A year ago, Pegula, seeded for the first time, reached the quarterfinals at the Australian Open before losing to the eventual champ, Ash Barty. That same weekend, the Bills lost that overtime classic to the Chiefs in the division round of the NFL Playoffs, the equivalent of the quarterfinals. Wild coincidence. But Pegula is reluctant to draw too many parallels. “It sucked last year when they lost with 13 seconds left, right?” she says. “But like, does it really affect me? I mean, no, not my tennis.”

And that pretty much sums up her relationship with the folks’ NFL team. She roots for the team, sometimes even signing courtside cameras “Go Bills.” When Bills safety Damar Hamlin went into cardiac arrest last week, Pegula, a world away in Australia, was quick to tweet this. She watches games when she can, though her schedule can complicate matters. (The weekend the Bills won a scratch-it-out 23–20 affair against the Ravens, Pegula was in Mexico, winning the Guadalajara Open, the biggest title of her career.)

But there are limits to the parallels and symmetries. Terry Pegula might have taken a stopwatch to Wyoming while he assessed Josh Allen before drafting him; Jessie Pegula says she isn’t sure she’s even met Josh Allen in person. “It’s cool,” she says that some Bills fans follow her tennis career. But, she notes, it’s not as though they’re painting their faces, leaving Orchard Park and coming en masse to watch her play in Sydney and Shanghai.

Kim and Terry Pegula, controversially, recently secured $850 million financing from New York State and Erie County to apply to a new $1.4 billion facility across the street from the current venue. Conveniently or not, that’s not something Jessie really keeps track of. The extent of her financial entanglements around the family business? She and Kelly once, for kicks, opened Healthy Scratch, a concession stand inside Harbour Center where Sabres fans could order acai bowls and cold-pressed juices. The business, says Pegula, was a COVID-19 casualty.
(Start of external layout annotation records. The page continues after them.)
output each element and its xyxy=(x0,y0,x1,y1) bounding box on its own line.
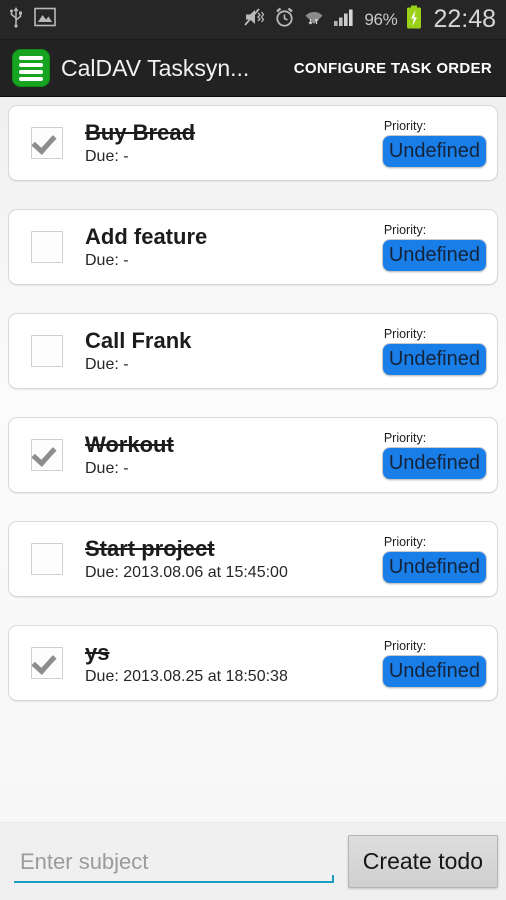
priority-button[interactable]: Undefined xyxy=(381,654,487,688)
mute-vibrate-icon xyxy=(243,7,265,32)
task-priority-block: Priority: Undefined xyxy=(381,638,487,688)
task-card[interactable]: Start project Due: 2013.08.06 at 15:45:0… xyxy=(8,521,498,597)
task-priority-block: Priority: Undefined xyxy=(381,430,487,480)
priority-button[interactable]: Undefined xyxy=(381,342,487,376)
priority-button[interactable]: Undefined xyxy=(381,446,487,480)
status-bar: 96% 22:48 xyxy=(0,0,506,40)
priority-label: Priority: xyxy=(383,326,427,341)
task-list: Buy Bread Due: - Priority: Undefined Add… xyxy=(0,97,506,822)
status-bar-left-icons xyxy=(8,6,56,33)
task-text-block: Start project Due: 2013.08.06 at 15:45:0… xyxy=(85,537,376,581)
configure-task-order-button[interactable]: CONFIGURE TASK ORDER xyxy=(290,54,496,83)
task-due-label: Due: 2013.08.06 at 15:45:00 xyxy=(85,563,288,581)
battery-charging-icon xyxy=(406,5,422,34)
priority-label: Priority: xyxy=(383,534,427,549)
task-checkbox[interactable] xyxy=(31,335,63,367)
task-text-block: Workout Due: - xyxy=(85,433,376,477)
priority-button[interactable]: Undefined xyxy=(381,550,487,584)
task-title: Call Frank xyxy=(85,328,192,353)
task-due-label: Due: 2013.08.25 at 18:50:38 xyxy=(85,667,288,685)
task-priority-block: Priority: Undefined xyxy=(381,118,487,168)
usb-icon xyxy=(8,6,24,33)
task-card[interactable]: ys Due: 2013.08.25 at 18:50:38 Priority:… xyxy=(8,625,498,701)
subject-input-placeholder: Enter subject xyxy=(20,848,149,874)
task-title: ys xyxy=(85,640,110,665)
battery-percent-label: 96% xyxy=(364,9,398,29)
create-todo-bar: Enter subject Create todo xyxy=(0,822,506,900)
create-todo-button[interactable]: Create todo xyxy=(347,835,498,888)
task-title: Start project xyxy=(85,536,215,561)
task-text-block: Add feature Due: - xyxy=(85,225,376,269)
task-priority-block: Priority: Undefined xyxy=(381,222,487,272)
subject-input[interactable]: Enter subject xyxy=(14,839,338,885)
list-app-icon[interactable] xyxy=(12,49,50,87)
task-card[interactable]: Buy Bread Due: - Priority: Undefined xyxy=(8,105,498,181)
priority-label: Priority: xyxy=(383,430,427,445)
signal-icon xyxy=(333,8,355,32)
task-due-label: Due: - xyxy=(85,147,129,165)
priority-label: Priority: xyxy=(383,638,427,653)
task-checkbox[interactable] xyxy=(31,439,63,471)
task-text-block: Buy Bread Due: - xyxy=(85,121,376,165)
priority-label: Priority: xyxy=(383,222,427,237)
action-bar: CalDAV Tasksyn... CONFIGURE TASK ORDER xyxy=(0,40,506,97)
image-icon xyxy=(34,7,56,32)
task-due-label: Due: - xyxy=(85,355,129,373)
task-text-block: Call Frank Due: - xyxy=(85,329,376,373)
task-checkbox[interactable] xyxy=(31,127,63,159)
task-checkbox[interactable] xyxy=(31,231,63,263)
app-window: 96% 22:48 CalDAV Tasksyn... CONFIGURE TA… xyxy=(0,0,506,900)
clock-label: 22:48 xyxy=(433,5,496,33)
task-text-block: ys Due: 2013.08.25 at 18:50:38 xyxy=(85,641,376,685)
task-checkbox[interactable] xyxy=(31,543,63,575)
wifi-icon xyxy=(304,7,324,32)
task-priority-block: Priority: Undefined xyxy=(381,326,487,376)
priority-button[interactable]: Undefined xyxy=(381,134,487,168)
alarm-icon xyxy=(274,7,295,33)
task-checkbox[interactable] xyxy=(31,647,63,679)
task-title: Add feature xyxy=(85,224,208,249)
task-title: Buy Bread xyxy=(85,120,196,145)
priority-label: Priority: xyxy=(383,118,427,133)
page-title: CalDAV Tasksyn... xyxy=(61,54,250,81)
task-card[interactable]: Add feature Due: - Priority: Undefined xyxy=(8,209,498,285)
priority-button[interactable]: Undefined xyxy=(381,238,487,272)
status-bar-right-icons: 96% 22:48 xyxy=(243,5,496,34)
task-due-label: Due: - xyxy=(85,251,129,269)
task-card[interactable]: Workout Due: - Priority: Undefined xyxy=(8,417,498,493)
task-priority-block: Priority: Undefined xyxy=(381,534,487,584)
task-due-label: Due: - xyxy=(85,459,129,477)
task-title: Workout xyxy=(85,432,174,457)
task-card[interactable]: Call Frank Due: - Priority: Undefined xyxy=(8,313,498,389)
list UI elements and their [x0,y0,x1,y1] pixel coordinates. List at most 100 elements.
Not that the failure mattered much: In less than a decade, the Pegulas may well have tripled their $1.4 billion investment on the Bills. Jessie’s much more interested in her personal finances, the $3,6111,716 in prize money she earned in 2022, giving some cushion to fly business class, fly her husband, Taylor Gahagen, to matches or pick up another full-time team member if necessary.

She squeezes in attending games in person when she can, a challenge given her tournament schedule. She didn’t make it to Buffalo once in the 2022 season. When Pegula wasn’t touring, she was far more inclined to spend time with Kim, who was hospitalized in June with “an unexpected health issue” that the family has otherwise kept private. Jessie had considered taking months entirely off but realized tennis’s therapeutic powers. “It ended up being a way to get my mind off things,” she says. “Not a lot of people can say this, but tennis was de-stressing. So I’m very thankful for that.”

Jessie goes to Australia with a clear mind and swollen hopes. She’ll bring her functional, pragmatic, level-headed, grind-it-out tennis to bear. She’ll wake up early, if need be, to watch her favorite NFL team advance in its single-elimination tournament.

And if, on Feb. 12, the family business is on display in Glendale, Ariz., playing in Super Bowl LVII, where will she be? “You know what?” she says. “I mean, if they’re in the Super Bowl, that’s like a once-in-a-lifetime kind of thing. Do I play Dubai? Or do I go watch the Bills in the Super Bowl? If that’s the choice, things are going pretty well, can’t complain. I think that might be a good exception to miss a tournament.”